What Causes Single-Sided Deafness?
An estimated 60,000 Americans are diagnosed with SSD every year. A variety of factors can cause a sudden loss in hearing. Some of the most common include:
Acoustic Neuroma
This slow-growing tumor is typically benign, but it can eventually get large enough to press against the auditory nerve, causing hearing difficulty.
Sudden Sensorineural Hearing Loss (SSHL)
Also known as sudden deafness, this condition – characterized by a rapid onset of hearing loss occurring with little or no warning – often causes permanent damage to the hair cells of the cochlea, resulting in hearing loss in one ear.
Other Diseases
These include Meniere’s disease, genetic disorders, labyrinthitis, microtia, mastoiditis, measles and mumps.

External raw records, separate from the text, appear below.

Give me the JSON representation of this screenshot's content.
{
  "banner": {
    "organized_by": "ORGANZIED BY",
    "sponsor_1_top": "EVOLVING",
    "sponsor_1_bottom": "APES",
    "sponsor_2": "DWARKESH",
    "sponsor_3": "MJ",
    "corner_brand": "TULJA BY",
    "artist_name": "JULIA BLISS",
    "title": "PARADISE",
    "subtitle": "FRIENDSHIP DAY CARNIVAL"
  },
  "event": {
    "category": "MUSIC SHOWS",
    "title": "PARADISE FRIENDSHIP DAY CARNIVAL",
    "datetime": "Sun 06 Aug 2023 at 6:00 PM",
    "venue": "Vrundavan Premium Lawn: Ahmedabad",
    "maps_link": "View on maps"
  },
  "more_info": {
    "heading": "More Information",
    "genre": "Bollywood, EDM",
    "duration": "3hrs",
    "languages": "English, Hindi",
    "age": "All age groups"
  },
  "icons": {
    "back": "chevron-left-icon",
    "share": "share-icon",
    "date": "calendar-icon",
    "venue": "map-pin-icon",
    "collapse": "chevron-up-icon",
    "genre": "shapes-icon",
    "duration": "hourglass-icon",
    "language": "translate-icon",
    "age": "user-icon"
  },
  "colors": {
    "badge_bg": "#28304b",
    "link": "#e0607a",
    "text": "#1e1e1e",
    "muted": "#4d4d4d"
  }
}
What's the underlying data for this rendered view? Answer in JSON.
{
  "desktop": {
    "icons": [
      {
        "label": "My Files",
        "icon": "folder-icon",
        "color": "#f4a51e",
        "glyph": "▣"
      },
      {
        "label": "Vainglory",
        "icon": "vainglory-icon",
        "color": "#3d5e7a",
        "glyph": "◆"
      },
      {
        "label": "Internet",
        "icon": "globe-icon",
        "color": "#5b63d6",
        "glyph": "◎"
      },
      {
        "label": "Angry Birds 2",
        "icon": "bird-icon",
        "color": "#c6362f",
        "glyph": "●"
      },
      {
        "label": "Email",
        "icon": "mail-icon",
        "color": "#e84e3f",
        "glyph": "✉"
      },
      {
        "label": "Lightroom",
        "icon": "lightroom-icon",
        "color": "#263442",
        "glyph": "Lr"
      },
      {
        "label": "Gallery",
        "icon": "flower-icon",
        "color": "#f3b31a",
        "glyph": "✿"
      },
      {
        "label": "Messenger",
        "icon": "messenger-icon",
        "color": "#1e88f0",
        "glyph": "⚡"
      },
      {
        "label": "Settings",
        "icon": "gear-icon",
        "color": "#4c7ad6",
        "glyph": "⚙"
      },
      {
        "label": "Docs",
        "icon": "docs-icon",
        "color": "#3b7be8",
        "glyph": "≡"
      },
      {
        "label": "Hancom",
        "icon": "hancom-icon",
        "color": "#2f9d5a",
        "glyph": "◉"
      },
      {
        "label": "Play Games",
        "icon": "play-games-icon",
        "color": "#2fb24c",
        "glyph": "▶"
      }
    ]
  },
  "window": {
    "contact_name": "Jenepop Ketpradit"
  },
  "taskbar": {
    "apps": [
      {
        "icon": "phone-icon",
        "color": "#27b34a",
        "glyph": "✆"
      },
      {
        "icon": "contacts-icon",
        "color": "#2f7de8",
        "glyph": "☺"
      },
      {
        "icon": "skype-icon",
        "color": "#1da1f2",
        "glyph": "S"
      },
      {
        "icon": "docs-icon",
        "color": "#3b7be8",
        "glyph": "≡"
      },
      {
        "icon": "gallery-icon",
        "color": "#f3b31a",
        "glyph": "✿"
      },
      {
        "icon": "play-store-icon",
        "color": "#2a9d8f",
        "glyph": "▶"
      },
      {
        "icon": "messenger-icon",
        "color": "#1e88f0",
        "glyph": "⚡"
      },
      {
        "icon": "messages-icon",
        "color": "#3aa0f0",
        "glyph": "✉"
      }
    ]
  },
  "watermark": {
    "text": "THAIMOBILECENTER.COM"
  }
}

On the surface you might not think SSD is as serious as bilateral hearing loss – after all, one ear will still hear normally, and that can’t be a bad thing, right? Unfortunately, hearing aids – the gold standard in hearing loss treatment for the majority of patients – are much less effective in treating just one ear. Unilateral hearing loss makes it especially difficult to understand speech over background noise, and patients have considerable difficulty localizing sounds. There is no cure for SSD, but patients do have treatment options.
Treating SSD
While traditional hearing aids are not an effective treatment for SSD, patients in Tucson often benefit from Contralateral Routing of Signal (CROS) hearing aids. These aids use a microphone next to the hearing-impaired ear to pick up sound transmitted from an amplifier placed in the vicinity of the normal ear, improving hearing and localization of sounds. BICROS hearing aids work similarly and are used in those individuals with some degree of hearing loss in one ear and total deafness in the other.
Bone anchored hearing aids (BAHA) are another option for those with single-sided deafness. These surgically-implanted aids utilize direct bone conduction to transmit sounds from the good ear to the bad one; vibrations in these bones stimulate the hair cells of the cochlea, improving the patient’s hearing ability.